Q&A with Paul Brody, president and co-founder of Sococo

By Editor February 21, 2011

Sococo logo 

Sococo has devised an innovative online communication and sharing community for businesses with distributed teams of employees. It was founded in 2007 and is based in Mountain View, Calif.

SUB: How do your services work? What is the basic experience for the end user?

Brody: Using Sococo Team Space is just like being in an office with your distributed team in real time. You can all talk, chat, screen share and work together in an easy-to-use environment. Plus, you can see what’s going on around you. Team Space has been optimized for groups of four or more members that need to be in frequent communication and use cloud and desktop applications. Sococo’s spatial user interface and avatars create a virtual and visual environment for a more connected experience.

SUB: Who are your target customers?

Brody: Team Space targets businesses with distributed teams, and is particularly handy for those teams who practice Agile development. Team Space, however, is not just for techies. By incorporating the ability to persistently share documents, audio, video, view websites, and instant message, the service is useful for most anyone needing to communicate easily, efficiently, and cost-effectively with their colleagues across a distance.

SUB: How many customers do you currently have?

Brody: Since we launched our beta in early 2010, more than 3,000 Team Space “spaces” have been created.

SUB: What is your business model? How do you make money?

Brody: Our users pay as if renting office space, instead of having to pay for individual membership. Team Space operates on a “freemium” model. We offer a free level of service to everyone with one small conference room, a courtyard, and two offices. Teams can pay for an upgraded space that features up to 32 offices with a conference room able to hold up to 16 people.

SUB: Who do you see as your primary competition?

Brody: Team Space is a social communications service. That means it enables social awareness and interaction between distributed team members in a virtual environment with communications and applications integrated. Its main competitors in communication are Skype for VOIP, and Web-Ex and Go-To-Meeting. With the ability to integrate cloud-based productivity tools into an all-encompassing communication environment, we compete with and beat any individual service in the communication field.

SUB: What differentiates Sococo from the competition?

Brody: Sococo is a social communication service. Providing everyone with an avatar, a private office and conference rooms with their important cloud, enterprise and desktop applications integrated enables people to work in the cloud the same way they would work together in a physical office. It enables ad hoc and scheduled communications and does so in ways that make everyone socially aware of their environment and their co-workers.
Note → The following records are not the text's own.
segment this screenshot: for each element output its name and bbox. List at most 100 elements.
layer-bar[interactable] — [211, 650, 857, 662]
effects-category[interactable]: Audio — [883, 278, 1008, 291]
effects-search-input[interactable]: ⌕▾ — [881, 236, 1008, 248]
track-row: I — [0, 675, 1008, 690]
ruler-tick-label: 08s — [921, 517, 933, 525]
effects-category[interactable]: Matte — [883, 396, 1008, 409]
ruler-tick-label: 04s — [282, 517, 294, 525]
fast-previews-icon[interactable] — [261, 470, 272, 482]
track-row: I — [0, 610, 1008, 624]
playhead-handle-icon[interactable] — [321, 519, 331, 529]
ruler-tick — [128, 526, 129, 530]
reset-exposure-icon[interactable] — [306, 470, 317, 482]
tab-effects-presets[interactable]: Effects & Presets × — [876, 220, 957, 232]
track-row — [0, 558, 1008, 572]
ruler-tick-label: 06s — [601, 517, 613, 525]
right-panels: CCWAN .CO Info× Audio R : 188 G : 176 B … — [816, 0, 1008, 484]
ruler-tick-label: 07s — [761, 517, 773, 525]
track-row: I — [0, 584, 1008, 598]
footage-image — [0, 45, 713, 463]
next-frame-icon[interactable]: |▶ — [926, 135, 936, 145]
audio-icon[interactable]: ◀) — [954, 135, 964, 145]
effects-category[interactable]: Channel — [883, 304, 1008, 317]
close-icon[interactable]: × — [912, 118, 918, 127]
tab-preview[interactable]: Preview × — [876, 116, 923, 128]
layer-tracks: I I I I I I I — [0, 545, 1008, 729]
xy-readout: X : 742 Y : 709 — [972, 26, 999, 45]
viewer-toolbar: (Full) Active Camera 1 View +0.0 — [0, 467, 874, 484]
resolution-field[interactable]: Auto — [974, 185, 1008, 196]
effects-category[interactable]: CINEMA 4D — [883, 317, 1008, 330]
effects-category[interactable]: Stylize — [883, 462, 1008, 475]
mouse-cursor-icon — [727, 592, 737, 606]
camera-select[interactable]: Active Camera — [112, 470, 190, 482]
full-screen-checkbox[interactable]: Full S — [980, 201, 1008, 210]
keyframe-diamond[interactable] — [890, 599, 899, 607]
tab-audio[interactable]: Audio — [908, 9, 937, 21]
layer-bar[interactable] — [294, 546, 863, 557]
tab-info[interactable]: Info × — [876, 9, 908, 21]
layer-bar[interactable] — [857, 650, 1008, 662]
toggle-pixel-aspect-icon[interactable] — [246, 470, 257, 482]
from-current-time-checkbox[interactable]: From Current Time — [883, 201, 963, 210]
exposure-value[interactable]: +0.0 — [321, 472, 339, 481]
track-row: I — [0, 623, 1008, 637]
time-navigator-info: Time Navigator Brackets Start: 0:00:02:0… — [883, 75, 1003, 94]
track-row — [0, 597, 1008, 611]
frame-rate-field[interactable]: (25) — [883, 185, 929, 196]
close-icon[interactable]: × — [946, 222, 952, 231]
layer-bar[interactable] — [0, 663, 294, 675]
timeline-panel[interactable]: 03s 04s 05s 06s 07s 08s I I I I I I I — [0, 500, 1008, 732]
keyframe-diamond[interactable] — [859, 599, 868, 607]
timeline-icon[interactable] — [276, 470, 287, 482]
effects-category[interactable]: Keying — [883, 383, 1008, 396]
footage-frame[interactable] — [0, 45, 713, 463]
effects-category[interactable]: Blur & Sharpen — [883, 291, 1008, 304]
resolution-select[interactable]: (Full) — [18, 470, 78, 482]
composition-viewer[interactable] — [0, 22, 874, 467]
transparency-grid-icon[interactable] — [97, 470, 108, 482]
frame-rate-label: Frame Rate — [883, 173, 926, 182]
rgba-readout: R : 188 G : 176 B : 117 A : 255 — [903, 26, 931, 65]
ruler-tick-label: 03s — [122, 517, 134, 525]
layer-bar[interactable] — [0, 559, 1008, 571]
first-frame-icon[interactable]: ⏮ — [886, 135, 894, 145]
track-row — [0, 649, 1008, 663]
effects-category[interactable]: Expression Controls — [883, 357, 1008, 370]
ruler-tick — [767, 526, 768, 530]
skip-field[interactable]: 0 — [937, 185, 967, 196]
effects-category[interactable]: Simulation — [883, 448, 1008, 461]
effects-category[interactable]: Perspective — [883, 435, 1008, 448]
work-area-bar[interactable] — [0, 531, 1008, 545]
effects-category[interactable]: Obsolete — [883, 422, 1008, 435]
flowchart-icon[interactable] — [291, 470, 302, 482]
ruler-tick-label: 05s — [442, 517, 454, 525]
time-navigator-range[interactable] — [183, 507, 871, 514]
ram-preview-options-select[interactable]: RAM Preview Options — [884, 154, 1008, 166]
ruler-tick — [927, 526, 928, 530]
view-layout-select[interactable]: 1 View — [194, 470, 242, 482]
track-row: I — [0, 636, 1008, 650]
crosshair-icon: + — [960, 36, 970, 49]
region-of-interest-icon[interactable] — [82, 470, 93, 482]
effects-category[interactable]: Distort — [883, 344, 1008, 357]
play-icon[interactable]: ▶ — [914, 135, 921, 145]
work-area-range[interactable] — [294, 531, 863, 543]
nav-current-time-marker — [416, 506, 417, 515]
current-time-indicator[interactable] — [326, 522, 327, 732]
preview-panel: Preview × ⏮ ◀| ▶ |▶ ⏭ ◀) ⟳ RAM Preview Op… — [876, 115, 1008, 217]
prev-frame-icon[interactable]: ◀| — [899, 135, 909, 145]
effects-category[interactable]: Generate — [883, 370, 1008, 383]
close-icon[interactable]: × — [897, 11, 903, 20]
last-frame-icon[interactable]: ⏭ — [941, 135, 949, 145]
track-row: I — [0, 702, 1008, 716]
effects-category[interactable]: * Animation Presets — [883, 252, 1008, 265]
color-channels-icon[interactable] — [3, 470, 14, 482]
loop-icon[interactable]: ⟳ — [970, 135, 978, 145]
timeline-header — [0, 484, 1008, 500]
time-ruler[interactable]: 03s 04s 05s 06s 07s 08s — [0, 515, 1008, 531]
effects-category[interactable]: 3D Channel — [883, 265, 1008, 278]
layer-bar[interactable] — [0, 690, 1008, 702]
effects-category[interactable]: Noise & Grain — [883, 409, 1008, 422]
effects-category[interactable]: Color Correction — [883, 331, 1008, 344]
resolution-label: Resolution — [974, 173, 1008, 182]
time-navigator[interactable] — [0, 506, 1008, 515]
SUB: How has the company been funded to this point? Have you raised outside funding? Do you plan to do so in the near future?

Brody: Sococo has earned $6.3 million in Series A funding thus far and the round is still open.

SUB: What have some of the challenges been to building the business so far?

Brody: Sococo Team Space reflects four years of research and development. In those four years we worked through the issues associated with spatial switching, focusing on technical breakthroughs, acquiring three patents in the process, and actively engaging early adopters for feedback. 

Where do you see Sococo in roughly a year from now?

Brody: Sococo will have grown into an exciting new entrant in business communications for distributed teams. We should have partners who have added Team Space to their applications to broaden our reach, and we should have further built out the infrastructure for managing complex distributed teams worldwide.

SUB: Finally, a question I always ask: as an entrepreneur who has weathered the down economy, what advice do you have for those just starting out—especially in an economy that remains less than dynamic?

Brody: Go lean. If you have a product and a vision, hammer it out and persevere all storms: going lean is the easiest way to do that. Work out of your home if you have to, don’t buy a physical office (use Sococo Team Space to communicate with your team instead!) and create the product in its purest iteration. Don’t be deterred by detractors or those who don’t understand what you’re trying to do. Sometimes it’s not easy to explain your vision right away. Once you have a product you’re proud of, people will get it.